Opinion
43992.
SUBMITTED OCTOBER 8, 1968.
DECIDED JANUARY 17, 1969.
Action for damages. Columbus City Court. Before Judge Smith.
James H. Fort, for appellant.
Kelly, Champion Henson, John W. Denney, J. Norman Pease, Ray Allison, S.E. Kelly, for appellee.
Plaintiff brought this suit to recover for injuries sustained when she slipped and fell on a bean shell on the floor of defendant's grocery store. On trial of the case the court directed a verdict for defendant. In resisting this appeal defendant's only contention is that there was no evidence showing that the bean shell had been on the floor a sufficient length of time to charge defendant with knowledge of its presence. See generally: Brown v. S. H. Kress Co., 66 Ga. App. 242 ( 17 S.E.2d 758); Rogers v.
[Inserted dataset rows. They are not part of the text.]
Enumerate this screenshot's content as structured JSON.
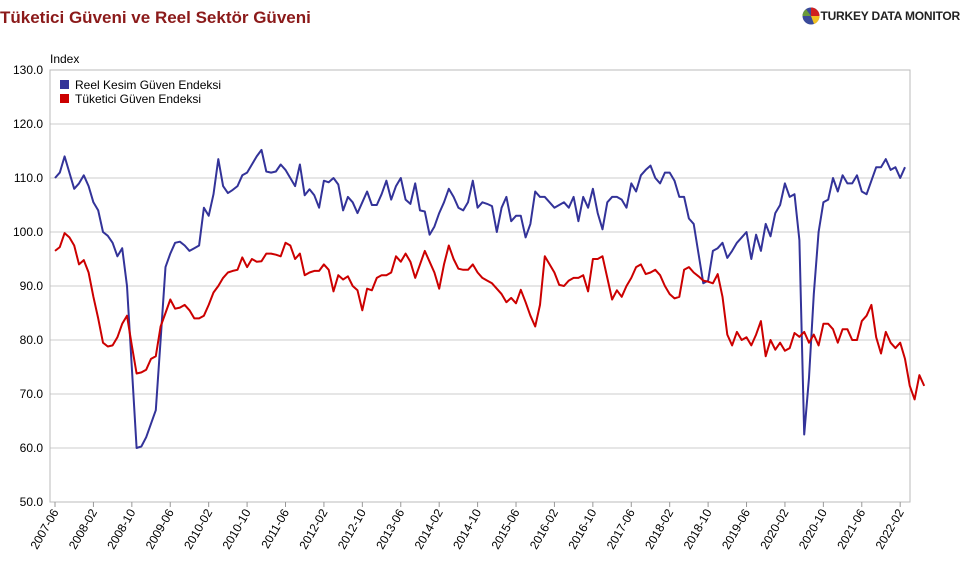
{
  "title": "Tüketici Güveni ve Reel Sektör Güveni",
  "brand": {
    "logo_icon": "pie-globe-icon",
    "name": "TURKEY DATA MONITOR"
  },
  "chart_data": {
    "type": "line",
    "ylabel": "Index",
    "xlabel": "",
    "ylim": [
      50,
      130
    ],
    "yticks": [
      "130.0",
      "120.0",
      "110.0",
      "100.0",
      "90.0",
      "80.0",
      "70.0",
      "60.0",
      "50.0"
    ],
    "ytick_values": [
      130,
      120,
      110,
      100,
      90,
      80,
      70,
      60,
      50
    ],
    "grid": true,
    "legend_position": "top-left",
    "x_start": "2007-06",
    "xtick_labels": [
      "2007-06",
      "2008-02",
      "2008-10",
      "2009-06",
      "2010-02",
      "2010-10",
      "2011-06",
      "2012-02",
      "2012-10",
      "2013-06",
      "2014-02",
      "2014-10",
      "2015-06",
      "2016-02",
      "2016-10",
      "2017-06",
      "2018-02",
      "2018-10",
      "2019-06",
      "2020-02",
      "2020-10",
      "2021-06",
      "2022-02"
    ],
    "series": [
      {
        "name": "Reel Kesim Güven Endeksi",
        "color": "#333399",
        "values": [
          110.0,
          111.0,
          114.0,
          111.0,
          108.0,
          109.0,
          110.5,
          108.5,
          105.5,
          104.0,
          100.0,
          99.3,
          98.0,
          95.5,
          97.0,
          90.0,
          75.0,
          60.0,
          60.3,
          62.0,
          64.5,
          67.0,
          80.0,
          93.5,
          96.0,
          98.0,
          98.2,
          97.5,
          96.5,
          97.0,
          97.5,
          104.5,
          103.0,
          107.0,
          113.5,
          108.5,
          107.2,
          107.8,
          108.5,
          110.5,
          111.0,
          112.5,
          114.0,
          115.2,
          111.2,
          111.0,
          111.2,
          112.5,
          111.5,
          110.0,
          108.5,
          112.5,
          106.8,
          107.9,
          106.8,
          104.5,
          109.5,
          109.2,
          110.0,
          108.8,
          104.0,
          106.5,
          105.5,
          103.5,
          105.5,
          107.5,
          105.0,
          105.0,
          107.0,
          109.5,
          106.0,
          108.5,
          110.0,
          106.0,
          105.2,
          109.0,
          104.0,
          103.8,
          99.5,
          101.0,
          103.5,
          105.5,
          108.0,
          106.5,
          104.5,
          104.0,
          105.5,
          109.5,
          104.5,
          105.5,
          105.2,
          104.8,
          100.0,
          104.5,
          106.5,
          102.0,
          103.0,
          103.0,
          99.0,
          101.5,
          107.5,
          106.5,
          106.5,
          105.5,
          104.5,
          105.0,
          105.5,
          104.5,
          106.5,
          102.0,
          106.5,
          104.5,
          108.0,
          103.5,
          100.5,
          105.5,
          106.5,
          106.5,
          106.0,
          104.5,
          109.0,
          107.5,
          110.5,
          111.5,
          112.3,
          110.0,
          109.0,
          111.0,
          111.0,
          109.5,
          106.5,
          106.5,
          102.5,
          101.5,
          96.0,
          90.5,
          91.0,
          96.5,
          97.0,
          98.0,
          95.2,
          96.5,
          98.0,
          99.0,
          100.0,
          95.0,
          99.5,
          96.5,
          101.5,
          99.2,
          103.5,
          105.0,
          109.0,
          106.5,
          107.0,
          98.5,
          62.5,
          73.0,
          88.5,
          100.0,
          105.5,
          106.0,
          110.0,
          107.5,
          110.5,
          109.0,
          109.0,
          110.5,
          107.5,
          107.0,
          109.5,
          112.0,
          112.0,
          113.5,
          111.5,
          112.0,
          110.0,
          112.0
        ]
      },
      {
        "name": "Tüketici Güven Endeksi",
        "color": "#cc0000",
        "values": [
          96.5,
          97.2,
          99.8,
          99.0,
          97.5,
          94.0,
          94.8,
          92.5,
          88.0,
          84.0,
          79.5,
          78.8,
          79.0,
          80.5,
          83.0,
          84.5,
          79.0,
          73.8,
          74.0,
          74.5,
          76.5,
          77.0,
          82.5,
          85.0,
          87.5,
          85.8,
          86.0,
          86.5,
          85.5,
          84.0,
          84.0,
          84.5,
          86.5,
          88.8,
          90.0,
          91.5,
          92.5,
          92.8,
          93.0,
          95.3,
          93.5,
          95.0,
          94.5,
          94.6,
          96.0,
          96.0,
          95.8,
          95.5,
          98.0,
          97.5,
          95.0,
          96.0,
          92.0,
          92.5,
          92.8,
          92.8,
          94.0,
          93.0,
          89.0,
          92.0,
          91.2,
          91.8,
          90.0,
          89.2,
          85.5,
          89.5,
          89.2,
          91.5,
          92.0,
          92.0,
          92.5,
          95.5,
          94.5,
          96.0,
          94.5,
          91.5,
          94.0,
          96.5,
          94.5,
          92.5,
          89.5,
          94.0,
          97.5,
          95.0,
          93.2,
          93.0,
          93.0,
          94.0,
          92.5,
          91.5,
          91.0,
          90.5,
          89.5,
          88.5,
          87.0,
          87.8,
          86.8,
          89.3,
          87.0,
          84.5,
          82.5,
          86.5,
          95.5,
          94.0,
          92.5,
          90.2,
          90.0,
          91.0,
          91.5,
          91.5,
          92.0,
          89.0,
          95.0,
          95.0,
          95.5,
          91.5,
          87.5,
          89.2,
          88.0,
          90.0,
          91.5,
          93.5,
          94.0,
          92.2,
          92.5,
          93.0,
          92.0,
          90.0,
          88.5,
          87.7,
          88.0,
          93.0,
          93.5,
          92.5,
          91.8,
          91.0,
          90.8,
          90.5,
          92.2,
          88.0,
          81.0,
          79.0,
          81.5,
          80.0,
          80.5,
          79.0,
          81.0,
          83.5,
          77.0,
          80.0,
          78.2,
          79.5,
          78.0,
          78.5,
          81.3,
          80.6,
          81.5,
          79.5,
          81.0,
          79.0,
          83.0,
          83.0,
          82.0,
          79.5,
          82.0,
          82.0,
          80.0,
          80.0,
          83.5,
          84.5,
          86.5,
          80.5,
          77.5,
          81.5,
          79.5,
          78.5,
          79.5,
          76.5,
          71.5,
          69.0,
          73.5,
          71.5
        ]
      }
    ]
  }
}
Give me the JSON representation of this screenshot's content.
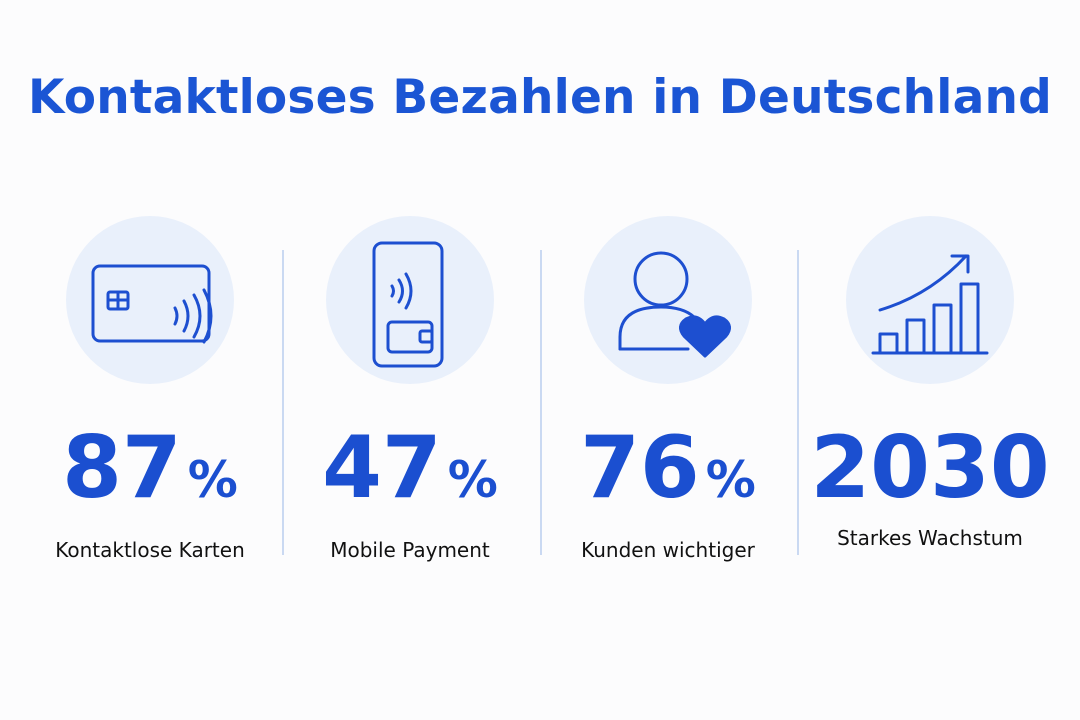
{
  "title": "Kontaktloses Bezahlen in Deutschland",
  "stats": [
    {
      "value": 87,
      "unit": "%",
      "label": "Kontaktlose Karten"
    },
    {
      "value": 47,
      "unit": "%",
      "label": "Mobile Payment"
    },
    {
      "value": 76,
      "unit": "%",
      "label": "Kunden wichtiger"
    },
    {
      "value": 2030,
      "label": "Starkes Wachstum"
    }
  ]
}
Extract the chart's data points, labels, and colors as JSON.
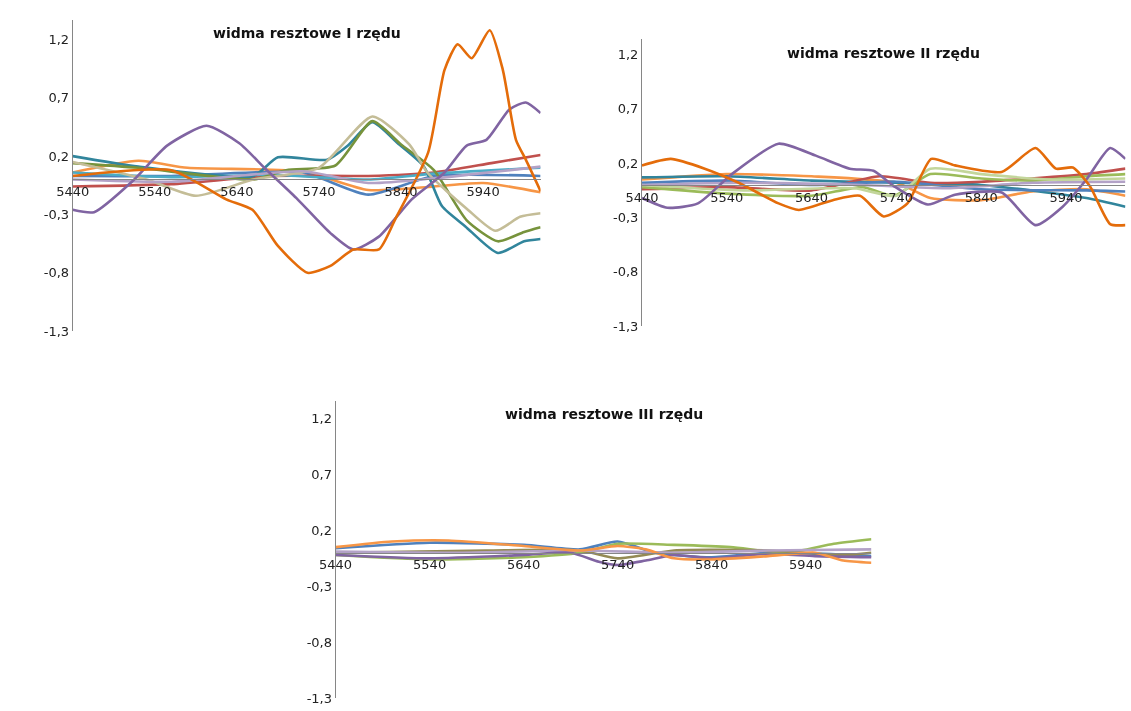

Ranew, 108 Ga. App. 406, 408 ( 133 S.E.2d 410); Sharpton v. Great A. P. Tea Co., 112 Ga. App. 283, 285 ( 145 S.E.2d 101); Banks v. Colonial Stores, Inc., 117 Ga. App. 581, 584 ( 161 S.E.2d 366). We disagree. Both plaintiff and her daughter testified that defendant's produce manager stated immediately after the injury occurred that the store was having a special sale on beans, that he had had a problem keeping them off the floor and that he bet he had swept the floor forty times that day. The testimony of the produce manager was generally consistent with that of plaintiff and her daughter. Construed most favorably to plaintiff, it showed that he had swept the floor many times during the day because of a constant problem with beans falling on the floor. This evidence presented a jury question on the issue of defendant's knowledge of the dangerous condition of the floor in the area of the produce counter.
Judgment reversed. Hall and Quillian, JJ., concur.